Oct 03

Chapter 2 Page 1 | Comparing Quality, Comparing Costs

Why care abroad is just as good as in the United States, and
why it is so much less expensive than in the United States and Europe

If ever there was a day that America was going to be persuaded that traveling abroad for inexpensive plastic surgery is foolhardy and dangerous, it was July 2, 2004. On that day a story about cosmetic surgery overseas that came out of a news conference called by the city of New York made the front page of The New York Times; it subsequently made every major newscast, in fact. “A Warning on Cut-Rate Surgery Abroad”, was The Times’ headline.

At least nine women in New York and seven more elsewhere had been diagnosed with serious infections, all traced to their having had cosmetic surgery in the Dominican Republic.

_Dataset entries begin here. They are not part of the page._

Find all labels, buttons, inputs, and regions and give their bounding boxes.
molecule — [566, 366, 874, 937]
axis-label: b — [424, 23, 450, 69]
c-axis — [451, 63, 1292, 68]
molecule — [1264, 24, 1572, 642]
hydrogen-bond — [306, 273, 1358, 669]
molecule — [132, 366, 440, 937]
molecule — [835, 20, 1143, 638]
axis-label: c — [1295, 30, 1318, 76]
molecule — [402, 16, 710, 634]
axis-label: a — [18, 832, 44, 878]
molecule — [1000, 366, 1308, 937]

The Times attributed the problem to “what has apparently become a phenomenon among New York City’s Latinas: cosmetic surgery conducted in the Dominican Republic after being arranged through beauty salons in Washington Heights and other city neighborhoods.”

The city’s health commissioner, Thomas Friedman, M.D., and other officials called the bilingual news conference in the city’s Washington Heights section for the express purpose of warning New Yorkers (and anyone else who would listen): Don’t even think about going out of the country to have plastic surgery — especially to the Dominican Republic.

“It is so important to get the message that something that is cheap can be very costly,” said New York City Councilman Miguel Martinez. “It can cost you your life.”

Officials vowed to shut down what they said was a loosely coordinated network for recruiting patients, which they referred to as a “big business.” They called in the national Centers for Disease Control and Prevention to investigate.

Notably absent from the story, however, was any comment from doctors, surgeons, or officials in the Dominican Republic, though The Times quoted several women from the Washington Heights area, who shrugged off the warning. One woman said she had had a $3,000 tummy tuck done in Santo Domingo a few years earlier without a problem. She told The Times she knew of hundreds of women from Washington Heights who had cosmetic surgery procedures done in the Dominican Republic and that only a few had complications. In fact, she said she was planning to go back again for more cosmetic surgery the next month.